Fonte: New England Journal of Medicine, 10 de Fevereiro de 2016

Editorial: NEJM

Estudo: Trata-se de um relato de caso de bebê nascido com microcefalia, cuja mãe apresentara uma infecção por Zika vírus no primeiro trimestre de gestação, após viagem para o Brasil. Ultrassonografia na 29ª. Semana de gestação evidenciou anormalidades fetais. Novo ultrassom na 32a. semana  mostrou retardo de crescimento intrauterino, fluido amniótico normal,  placenta de dimensões normais mas com calcificações, microcefalia, ventriculomegalia e diâmetro transcerebelar pequeno. Inúmeras clacificações intracranianas foram percebidas. A mãe obteve autorização judicial para interrupção da gestação. Após o parto, a única manifestação percebida foi a microcefalia. O estudo descreve as alterações macroscópicas e histopatológicas obtidas a partir da autópsia. Imunofluorescência indireta do tecido nervoso revelou reação intracitoplasmática granulosa nos locais onde havia dano às células. Microscopia eletrônica mostrou partículas virais esféricas medindo 42 a 54nm, morfologicamente compatíveis com vírus da família dos Flavivírus. PCR do tecido nervoso confirmou a presença do Zika Vírus. Os autores descrevem que, a partir do sequenciamento genético que fizeram, que o vírus brasileiro possui 99% de homologia com a linhagem asiática, de onde provavelmente evoluiu. Encontraram duas substituições maiores de aminoácidos nas proteínas não estruturais NS1 e NS4B, o que, segundo eles, pode ser um achado fortuito, ou uma mudança adaptativa que pode ser um caminho para a compreensão dos atuais problemas.

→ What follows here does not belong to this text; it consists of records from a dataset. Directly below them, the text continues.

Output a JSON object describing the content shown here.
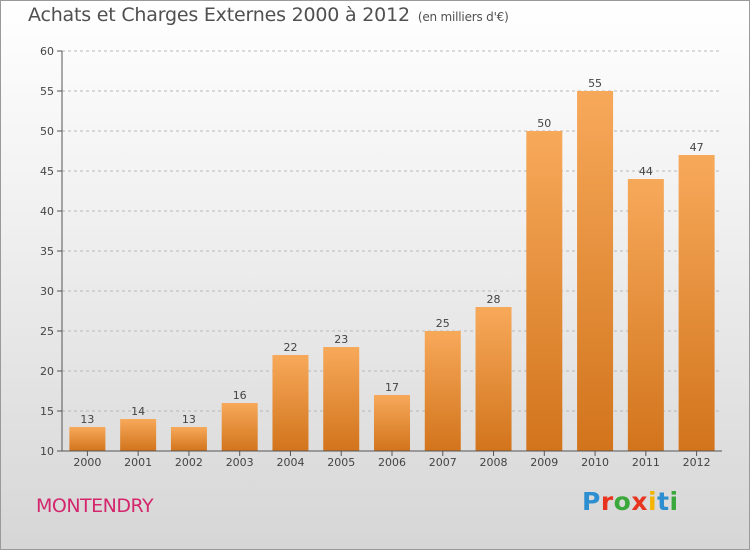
{
  "header": {
    "title": "Achats et Charges Externes 2000 à 2012",
    "unit": "(en milliers d'€)"
  },
  "footer": {
    "location": "MONTENDRY",
    "brand": "Proxiti"
  },
  "brand_colors": [
    "#2e8fd0",
    "#e8341f",
    "#3aa83a",
    "#e8341f",
    "#f4b400",
    "#2e8fd0",
    "#3aa83a"
  ],
  "chart_data": {
    "type": "bar",
    "title": "Achats et Charges Externes 2000 à 2012",
    "subtitle": "(en milliers d'€)",
    "categories": [
      "2000",
      "2001",
      "2002",
      "2003",
      "2004",
      "2005",
      "2006",
      "2007",
      "2008",
      "2009",
      "2010",
      "2011",
      "2012"
    ],
    "values": [
      13,
      14,
      13,
      16,
      22,
      23,
      17,
      25,
      28,
      50,
      55,
      44,
      47
    ],
    "data_labels": [
      "13",
      "14",
      "13",
      "16",
      "22",
      "23",
      "17",
      "25",
      "28",
      "50",
      "55",
      "44",
      "47"
    ],
    "ylim": [
      10,
      60
    ],
    "yticks": [
      10,
      15,
      20,
      25,
      30,
      35,
      40,
      45,
      50,
      55,
      60
    ],
    "grid": "horizontal dashed",
    "bar_color_top": "#f7a95a",
    "bar_color_bottom": "#d2741c",
    "xlabel": "",
    "ylabel": ""
  }
}
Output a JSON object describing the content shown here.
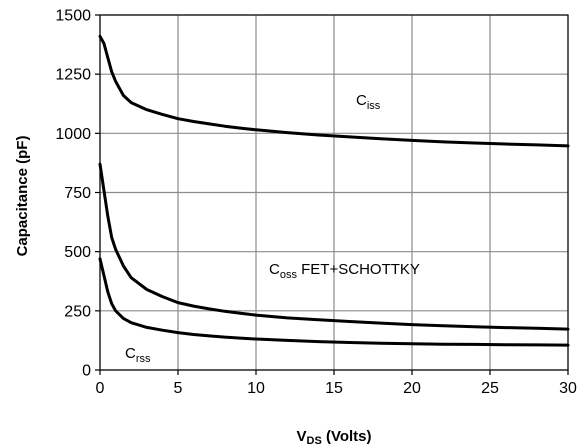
{
  "chart_data": {
    "type": "line",
    "xlabel": {
      "main": "V",
      "sub": "DS",
      "rest": " (Volts)"
    },
    "ylabel": "Capacitance (pF)",
    "xlim": [
      0,
      30
    ],
    "ylim": [
      0,
      1500
    ],
    "x_ticks": [
      0,
      5,
      10,
      15,
      20,
      25,
      30
    ],
    "x_tick_labels": [
      "0",
      "5",
      "10",
      "15",
      "20",
      "25",
      "30"
    ],
    "y_ticks": [
      0,
      250,
      500,
      750,
      1000,
      1250,
      1500
    ],
    "y_tick_labels": [
      "0",
      "250",
      "500",
      "750",
      "1000",
      "1250",
      "1500"
    ],
    "grid": true,
    "series": [
      {
        "name": "Ciss",
        "label_main": "C",
        "label_sub": "iss",
        "label_rest": "",
        "x": [
          0,
          0.25,
          0.5,
          0.75,
          1,
          1.5,
          2,
          3,
          4,
          5,
          6,
          7,
          8,
          9,
          10,
          12,
          14,
          16,
          18,
          20,
          22,
          24,
          26,
          28,
          30
        ],
        "values": [
          1410,
          1380,
          1320,
          1260,
          1220,
          1160,
          1130,
          1100,
          1080,
          1062,
          1050,
          1040,
          1030,
          1022,
          1015,
          1003,
          993,
          985,
          977,
          970,
          964,
          959,
          955,
          951,
          947
        ]
      },
      {
        "name": "Coss FET+SCHOTTKY",
        "label_main": "C",
        "label_sub": "oss",
        "label_rest": " FET+SCHOTTKY",
        "x": [
          0,
          0.25,
          0.5,
          0.75,
          1,
          1.5,
          2,
          3,
          4,
          5,
          6,
          7,
          8,
          9,
          10,
          12,
          14,
          16,
          18,
          20,
          22,
          24,
          26,
          28,
          30
        ],
        "values": [
          870,
          760,
          650,
          560,
          510,
          440,
          390,
          340,
          310,
          285,
          270,
          258,
          248,
          240,
          232,
          220,
          212,
          205,
          198,
          192,
          187,
          183,
          179,
          176,
          173
        ]
      },
      {
        "name": "Crss",
        "label_main": "C",
        "label_sub": "rss",
        "label_rest": "",
        "x": [
          0,
          0.25,
          0.5,
          0.75,
          1,
          1.5,
          2,
          3,
          4,
          5,
          6,
          7,
          8,
          9,
          10,
          12,
          14,
          16,
          18,
          20,
          22,
          24,
          26,
          28,
          30
        ],
        "values": [
          470,
          400,
          330,
          280,
          250,
          218,
          200,
          180,
          168,
          158,
          150,
          144,
          139,
          135,
          131,
          125,
          120,
          116,
          113,
          111,
          109,
          108,
          107,
          106,
          105
        ]
      }
    ]
  }
}
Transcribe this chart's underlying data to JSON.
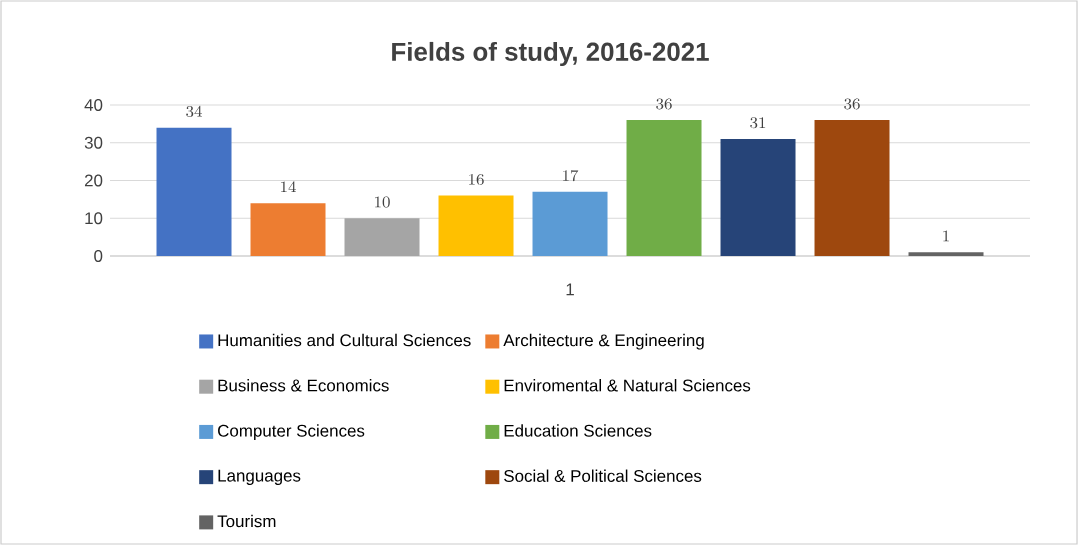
{
  "chart_data": {
    "type": "bar",
    "title": "Fields of study, 2016-2021",
    "categories": [
      "1"
    ],
    "series": [
      {
        "name": "Humanities and Cultural Sciences",
        "color": "#4472c4",
        "values": [
          34
        ]
      },
      {
        "name": "Architecture & Engineering",
        "color": "#ed7d31",
        "values": [
          14
        ]
      },
      {
        "name": "Business & Economics",
        "color": "#a5a5a5",
        "values": [
          10
        ]
      },
      {
        "name": "Enviromental & Natural Sciences",
        "color": "#ffc000",
        "values": [
          16
        ]
      },
      {
        "name": "Computer Sciences",
        "color": "#5b9bd5",
        "values": [
          17
        ]
      },
      {
        "name": "Education Sciences",
        "color": "#70ad47",
        "values": [
          36
        ]
      },
      {
        "name": "Languages",
        "color": "#264478",
        "values": [
          31
        ]
      },
      {
        "name": "Social & Political Sciences",
        "color": "#9e480e",
        "values": [
          36
        ]
      },
      {
        "name": "Tourism",
        "color": "#636363",
        "values": [
          1
        ]
      }
    ],
    "ylim": [
      0,
      40
    ],
    "yticks": [
      0,
      10,
      20,
      30,
      40
    ],
    "grid": "y",
    "legend": "bottom",
    "data_labels": true
  }
}
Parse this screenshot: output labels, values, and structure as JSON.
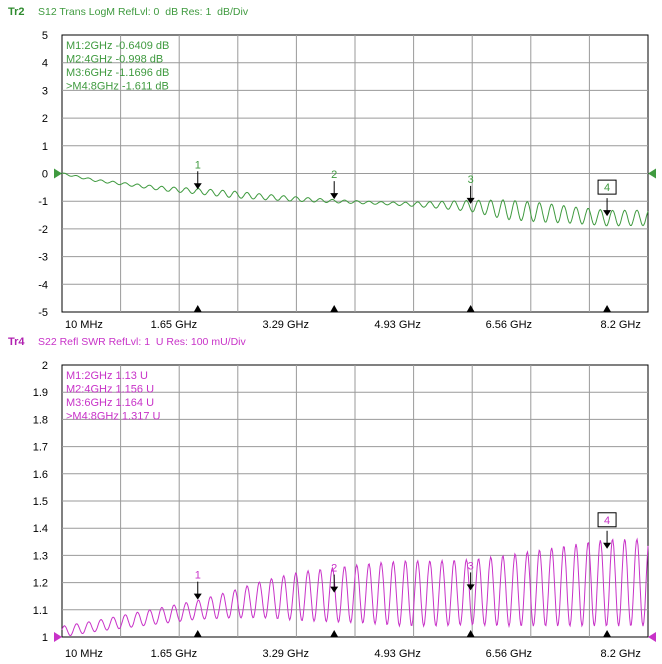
{
  "chart_data": [
    {
      "type": "line",
      "trace_id": "Tr2",
      "header": "S12 Trans LogM RefLvl: 0  dB Res: 1  dB/Div",
      "color": "#3f9a3f",
      "id_color": "#2e8b2e",
      "ylim": [
        -5,
        5
      ],
      "y_ticks": [
        "5",
        "4",
        "3",
        "2",
        "1",
        "0",
        "-1",
        "-2",
        "-3",
        "-4",
        "-5"
      ],
      "reference_level": 0,
      "xlim": [
        0.01,
        8.6
      ],
      "x_ticks": [
        {
          "x": 0.01,
          "label": "10 MHz"
        },
        {
          "x": 1.65,
          "label": "1.65 GHz"
        },
        {
          "x": 3.29,
          "label": "3.29 GHz"
        },
        {
          "x": 4.93,
          "label": "4.93 GHz"
        },
        {
          "x": 6.56,
          "label": "6.56 GHz"
        },
        {
          "x": 8.2,
          "label": "8.2 GHz"
        }
      ],
      "marker_readouts": [
        "M1:2GHz  -0.6409  dB",
        "M2:4GHz  -0.998  dB",
        "M3:6GHz  -1.1696  dB",
        ">M4:8GHz  -1.611  dB"
      ],
      "markers": [
        {
          "id": "1",
          "x": 2,
          "y": -0.6409,
          "boxed": false
        },
        {
          "id": "2",
          "x": 4,
          "y": -0.998,
          "boxed": false
        },
        {
          "id": "3",
          "x": 6,
          "y": -1.1696,
          "boxed": false
        },
        {
          "id": "4",
          "x": 8,
          "y": -1.611,
          "boxed": true
        }
      ],
      "series": [
        {
          "x": [
            0.01,
            0.5,
            1.0,
            1.5,
            2.0,
            2.5,
            3.0,
            3.5,
            4.0,
            4.5,
            5.0,
            5.5,
            6.0,
            6.5,
            7.0,
            7.5,
            8.0,
            8.6
          ],
          "y": [
            0.0,
            -0.25,
            -0.4,
            -0.55,
            -0.64,
            -0.75,
            -0.85,
            -0.93,
            -1.0,
            -1.05,
            -1.1,
            -1.13,
            -1.17,
            -1.3,
            -1.4,
            -1.5,
            -1.61,
            -1.6
          ],
          "ripple": [
            0.03,
            0.04,
            0.05,
            0.08,
            0.1,
            0.12,
            0.1,
            0.08,
            0.06,
            0.05,
            0.06,
            0.12,
            0.2,
            0.35,
            0.35,
            0.3,
            0.28,
            0.28
          ]
        }
      ]
    },
    {
      "type": "line",
      "trace_id": "Tr4",
      "header": "S22 Refl SWR RefLvl: 1  U Res: 100 mU/Div",
      "color": "#c832c8",
      "id_color": "#b020b0",
      "ylim": [
        1,
        2
      ],
      "y_ticks": [
        "2",
        "1.9",
        "1.8",
        "1.7",
        "1.6",
        "1.5",
        "1.4",
        "1.3",
        "1.2",
        "1.1",
        "1"
      ],
      "reference_level": 1,
      "xlim": [
        0.01,
        8.6
      ],
      "x_ticks": [
        {
          "x": 0.01,
          "label": "10 MHz"
        },
        {
          "x": 1.65,
          "label": "1.65 GHz"
        },
        {
          "x": 3.29,
          "label": "3.29 GHz"
        },
        {
          "x": 4.93,
          "label": "4.93 GHz"
        },
        {
          "x": 6.56,
          "label": "6.56 GHz"
        },
        {
          "x": 8.2,
          "label": "8.2 GHz"
        }
      ],
      "marker_readouts": [
        "M1:2GHz  1.13  U",
        "M2:4GHz  1.156  U",
        "M3:6GHz  1.164  U",
        ">M4:8GHz  1.317  U"
      ],
      "markers": [
        {
          "id": "1",
          "x": 2,
          "y": 1.13,
          "boxed": false
        },
        {
          "id": "2",
          "x": 4,
          "y": 1.156,
          "boxed": false
        },
        {
          "id": "3",
          "x": 6,
          "y": 1.164,
          "boxed": false
        },
        {
          "id": "4",
          "x": 8,
          "y": 1.317,
          "boxed": true
        }
      ],
      "series": [
        {
          "x": [
            0.01,
            0.5,
            1.0,
            1.5,
            2.0,
            2.5,
            3.0,
            3.5,
            4.0,
            4.5,
            5.0,
            5.5,
            6.0,
            6.5,
            7.0,
            7.5,
            8.0,
            8.6
          ],
          "y": [
            1.02,
            1.04,
            1.06,
            1.08,
            1.1,
            1.12,
            1.14,
            1.15,
            1.155,
            1.16,
            1.16,
            1.16,
            1.165,
            1.17,
            1.18,
            1.19,
            1.2,
            1.2
          ],
          "ripple": [
            0.02,
            0.02,
            0.025,
            0.03,
            0.035,
            0.05,
            0.07,
            0.09,
            0.1,
            0.11,
            0.12,
            0.12,
            0.12,
            0.13,
            0.14,
            0.15,
            0.16,
            0.16
          ]
        }
      ]
    }
  ]
}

Comentário: Este estudo consolida firmemente a hipótese de que a microcefalia pode ter o Zika vírus como uma de suas causas. As hipóteses geradas na observação clínico e dados de vigilância epidemiológica vão se confirmando, derrubando teorias conspiratórias. Cabe entender agora o porquê da distribuição da doença e os fatores que levaram a este aparecimento. Como já discutido em artigo prévio, é bem possível que estejamos tratando de uma linhagem diferente do vírus, com alterações de proteínas não estruturais. Mas ainda há chão para comprovar esta hipótese.